Tumor size was a significant factor for predicting MFTN. We defined tumor size as a dichotomous categorical variable with a cut-off of 4 cm. Mu et al. [36] reported that tumor size was an independent predictor for MFTN. Our findings agree with previous studies [37]. Cystic degeneration was another independent risk factor that predicted MFTN. Cystic degeneration was a protective factor for malignancy in non-FTN [38, 39], but a risk factor for malignancy in FTN. Ou et al. [34]reported that cystic degeneration was associated with FTC, which agrees with our results. Other studies based on ultrasonography features did not show the same result, which may be due to different definitions of cystic degeneration or interobserver variability.
In oncology, diffusion-weighted imaging (DWI) is an emerging technique for diagnosis, monitoring, and outcome prediction of malignancies [40]. The DWI enables quantification of water diffusivity via an apparent diffusion coefficient (ADC), which is inversely correlated with the density of cells in the tumor tissue [41]. The ADC has been used as a diagnostic tool to identify benign and malignant thyroid nodules [42]. However, despite the merits of the ADC, quantitative ADC values are not routinely reported in clinical practice, and reproducibility of ADC measurements among different MRI scanners is still challenging. Restricted diffusion was defined as the enhanced lesion areas that appeared hyperintense on DWI and hypointense on ADC. The assessment of restricted diffusion, in comparison with quantitative ADC values, is a feasible and simple method. In our study, restricted diffusion was the most important independent predictor. In terms of pathology, MFTN is composed of small, compact follicular cells, which impose restrictions on water molecule motion.

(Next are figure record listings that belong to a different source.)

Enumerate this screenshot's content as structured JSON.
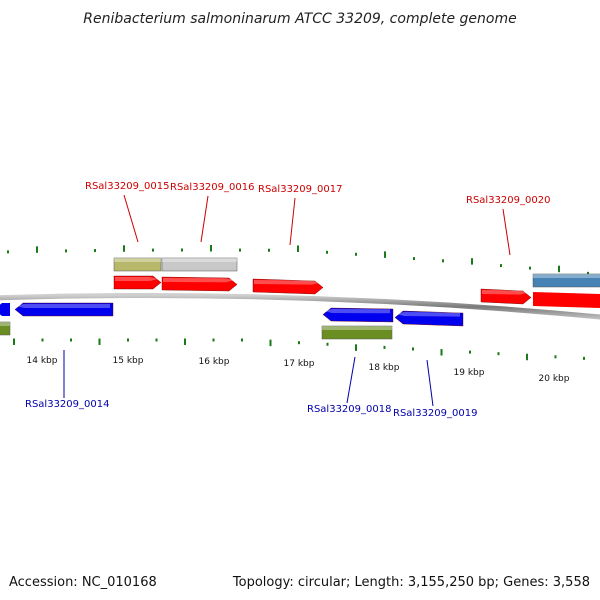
{
  "title": "Renibacterium salmoninarum ATCC 33209, complete genome",
  "footer": {
    "accession": "Accession: NC_010168",
    "topology": "Topology: circular; Length: 3,155,250 bp; Genes: 3,558"
  },
  "colors": {
    "forward_label": "#cc0000",
    "reverse_label": "#0000aa",
    "tick": "#1a7a1a",
    "backbone": "#888888",
    "red_gene": "#ff0000",
    "blue_gene": "#0000ee",
    "olive_gene": "#b8b86a",
    "grey_gene": "#c8c8c8",
    "green_gene": "#6b8e23",
    "steel_gene": "#4682b4"
  },
  "scale_labels": [
    "14 kbp",
    "15 kbp",
    "16 kbp",
    "17 kbp",
    "18 kbp",
    "19 kbp",
    "20 kbp"
  ],
  "genes": [
    {
      "id": "g-14",
      "label": "RSal33209_0014",
      "strand": "reverse",
      "color": "blue_gene"
    },
    {
      "id": "g-15",
      "label": "RSal33209_0015",
      "strand": "forward",
      "color": "red_gene"
    },
    {
      "id": "g-16",
      "label": "RSal33209_0016",
      "strand": "forward",
      "color": "red_gene"
    },
    {
      "id": "g-17",
      "label": "RSal33209_0017",
      "strand": "forward",
      "color": "red_gene"
    },
    {
      "id": "g-18",
      "label": "RSal33209_0018",
      "strand": "reverse",
      "color": "blue_gene"
    },
    {
      "id": "g-19",
      "label": "RSal33209_0019",
      "strand": "reverse",
      "color": "blue_gene"
    },
    {
      "id": "g-20",
      "label": "RSal33209_0020",
      "strand": "forward",
      "color": "red_gene"
    }
  ]
}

Our study had limitations. First, the study was a single-center retrospective investigation; thus, the results could have been skewed because of selection bias. Second, the MFTN sample size was small, and data stratified by subtypes of MFTN were not analyzed; thus, a larger MFTN sample size is needed to confirm the accuracy of the RSS in benign and malignant FTN. Third, although the MRI-based imaging features identified by our study are practical and easy to obtain for clinical use, subjectivity was inevitable and may have affected the results. Lastly, the review of static ultrasound images and reports can result in some bias compared with real-life clinical practice. However, the AUC of five ultrasonography-based risk stratification systems to predict MFTN ranged from 0.515 to 0.643 in our present study, which was comparable to findings of Lin et al. [21] who reported an AUC of 0.573 to 0.611.
In conclusion, the nomogram using MRI-based imaging features have achieved favorable diagnostic performance in the preoperative prediction of FTN, which may reduce unnecessary invasive biopsy. The RSS for predicting MFTN may help clinicians to optimize therapeutic decision-making.